Reputation: 131
I am attempting to create an algorithm to match people to a leader of a group. I've discovered K means clustering, and think this is the way to go. The project is in javascript so I've found a package on npm that implements K-means. Now I am confused as there aren't any examples I can find similar to this, but if I have 20 people who give scores to 4 people based on their ability to lead, how do I format my data to be used by the k-means to assign the 20 people to groups?
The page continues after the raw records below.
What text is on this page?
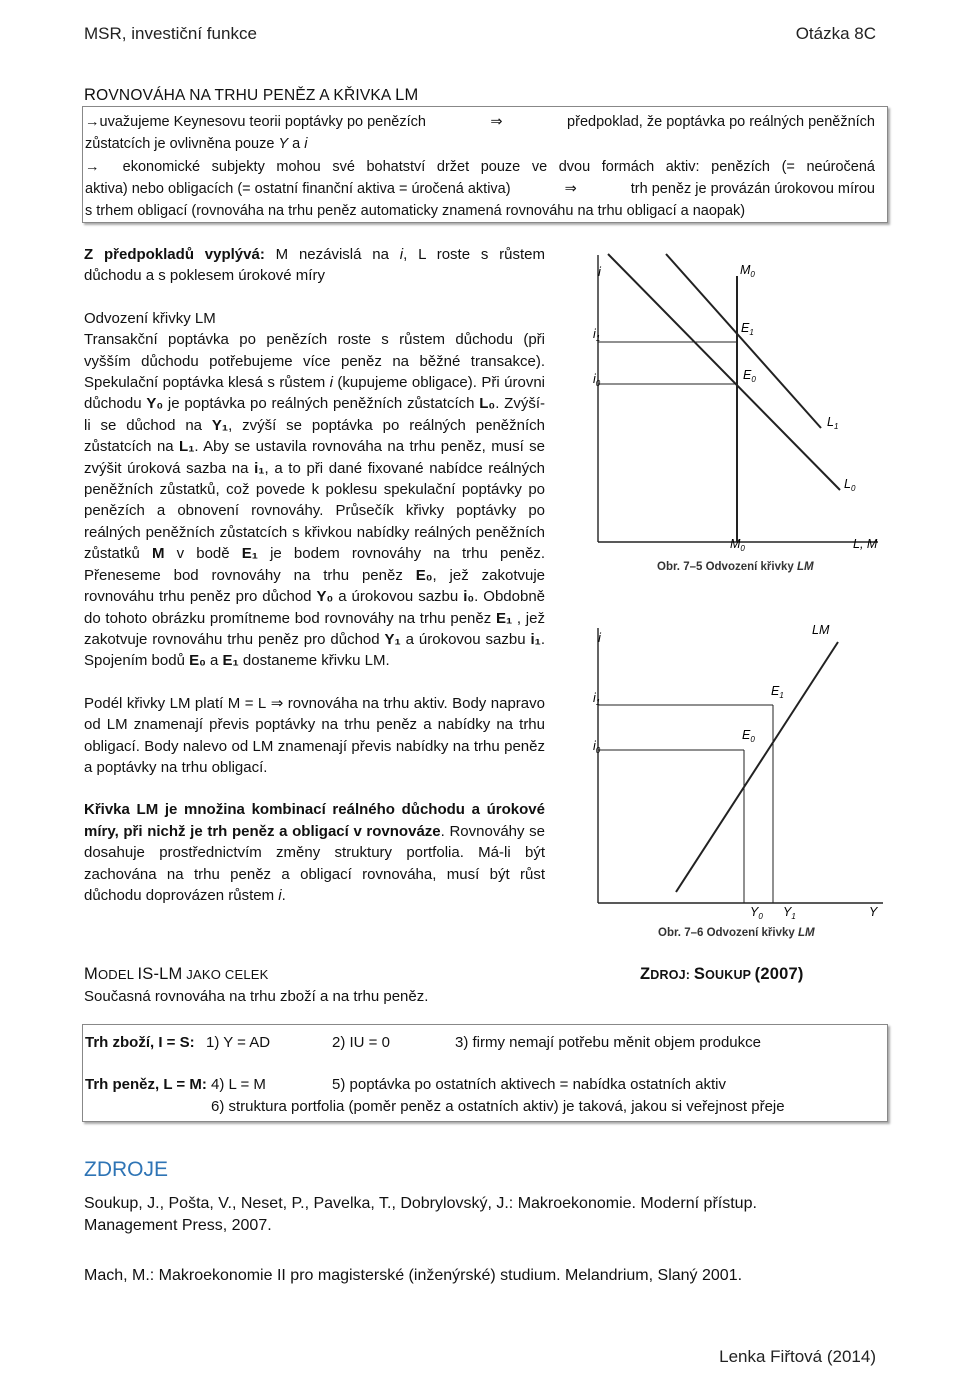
MSR, investiční funkce	Otázka 8C
ROVNOVÁHA NA TRHU PENĚZ A KŘIVKA LM
→uvažujeme Keynesovu teorii poptávky po penězích	⇒	předpoklad, že poptávka po reálných peněžních
zůstatcích je ovlivněna pouze Y a i
→ ekonomické subjekty mohou své bohatství držet pouze ve dvou formách aktiv: penězích (= neúročená
aktiva) nebo obligacích (= ostatní finanční aktiva = úročená aktiva)	⇒	trh peněz je provázán úrokovou mírou
s trhem obligací (rovnováha na trhu peněz automaticky znamená rovnováhu na trhu obligací a naopak)
Z předpokladů vyplývá: M nezávislá na i, L roste s růstem
důchodu a s poklesem úrokové míry
Odvození křivky LM
Transakční poptávka po penězích roste s růstem důchodu (při vyšším důchodu potřebujeme více peněz na běžné transakce). Spekulační poptávka klesá s růstem i (kupujeme obligace). Při úrovni důchodu Y₀ je poptávka po reálných peněžních zůstatcích L₀. Zvýší-li se důchod na Y₁, zvýší se poptávka po reálných peněžních zůstatcích na L₁. Aby se ustavila rovnováha na trhu peněz, musí se zvýšit úroková sazba na i₁, a to při dané fixované nabídce reálných peněžních zůstatků, což povede k poklesu spekulační poptávky po penězích a obnovení rovnováhy. Průsečík křivky poptávky po reálných peněžních zůstatcích s křivkou nabídky reálných peněžních zůstatků M v bodě E₁ je bodem rovnováhy na trhu peněz. Přeneseme bod rovnováhy na trhu peněz E₀, jež zakotvuje rovnováhu trhu peněz pro důchod Y₀ a úrokovou sazbu i₀. Obdobně do tohoto obrázku promítneme bod rovnováhy na trhu peněz E₁ , jež zakotvuje rovnováhu trhu peněz pro důchod Y₁ a úrokovou sazbu i₁. Spojením bodů E₀ a E₁ dostaneme křivku LM.
Podél křivky LM platí M = L ⇒ rovnováha na trhu aktiv. Body napravo od LM znamenají převis poptávky na trhu peněz a nabídky na trhu obligací. Body nalevo od LM znamenají převis nabídky na trhu peněz a poptávky na trhu obligací.
Křivka LM je množina kombinací reálného důchodu a úrokové míry, při nichž je trh peněz a obligací v rovnováze. Rovnováhy se dosahuje prostřednictvím změny struktury portfolia. Má-li být zachována na trhu peněz a obligací rovnováha, musí být růst důchodu doprovázen růstem i.
i	$M_0$
$i_1$
$i_0$
$E_1$
$E_0$
$L_1$
$L_0$
$M_0$	L, M
Obr. 7–5 Odvození křivky LM
i	LM
$i_1$
$i_0$
$E_1$
$E_0$
$Y_0$ $Y_1$	Y
Obr. 7–6 Odvození křivky LM
MODEL IS-LM JAKO CELEK	ZDROJ: SOUKUP (2007)
Současná rovnováha na trhu zboží a na trhu peněz.
Trh zboží, I = S: 1) Y = AD	2) IU = 0	3) firmy nemají potřebu měnit objem produkce
Trh peněz, L = M: 4) L = M	5) poptávka po ostatních aktivech = nabídka ostatních aktiv
6) struktura portfolia (poměr peněz a ostatních aktiv) je taková, jakou si veřejnost přeje
ZDROJE
Soukup, J., Pošta, V., Neset, P., Pavelka, T., Dobrylovský, J.: Makroekonomie. Moderní přístup.
Management Press, 2007.
Mach, M.: Makroekonomie II pro magisterské (inženýrské) studium. Melandrium, Slaný 2001.
Lenka Fiřtová (2014)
A screenshot google sheets of my data
To be precise: based on that screenshot I am trying to map the followers 2-20, to leaders L1-L4, based on their scores of the leaders 0,0.5,1,1.5 with 1.5 being the highest score (shortest distance). Ideally having similar sized groups.
What I've tried:
var data = [[0.5,0.5,0,0],
[1.5,0,0.5,0],
[1.5,0,1.5,1],
[1.5,0.5,0,0],
[0.5,1.5,0,1],
[0.5,1.5,0.5,1],
[0.5,0.5,1,0],
[1,0,1,1],
[1.5,1.5,1,0.5],
[0.5,1,0.5,1],
[1,1,1,1],
[1.5,1.5,0.5,1],
[1,1.5,1,0.5],
[0,1.5,0.5,1.5],
[1.5,1,0.5,0],
[0.5,0,0,1.5],
[0.5,0,0,1.5],
[1.5,0.5,1.5,1],
[0.5,1.5,1,1]];
var res = skmeans(data,4);
But this just grouped the followers amongst themselves based on who scored the leaders similarly, instead of using the leaders as centroids. Open to other clustering formats, or if I'm completely off target info on better algorithms to accomplish this task.
Upvotes: 0
Views: 231
Reputation: 978
What K-means clustering does here is to get 4 arbitrary points and calculate shortest distance to each data point to create 4 clusters as you requested. Then it will get the MEAN value of each cluster formed after the first iteration to define centroids for the next iteration. Since the first iteration takes arbitrary points, the result you got is obvious.
Defining expected leaders as centroids instead of letting the algorithm to get arbitrary points as centroids might help.
skmeans(data,k,[centroids],[iterations])
Reference: https://www.npmjs.com/package/skmeans#skmeansdatakcentroidsiterations
Upvotes: 1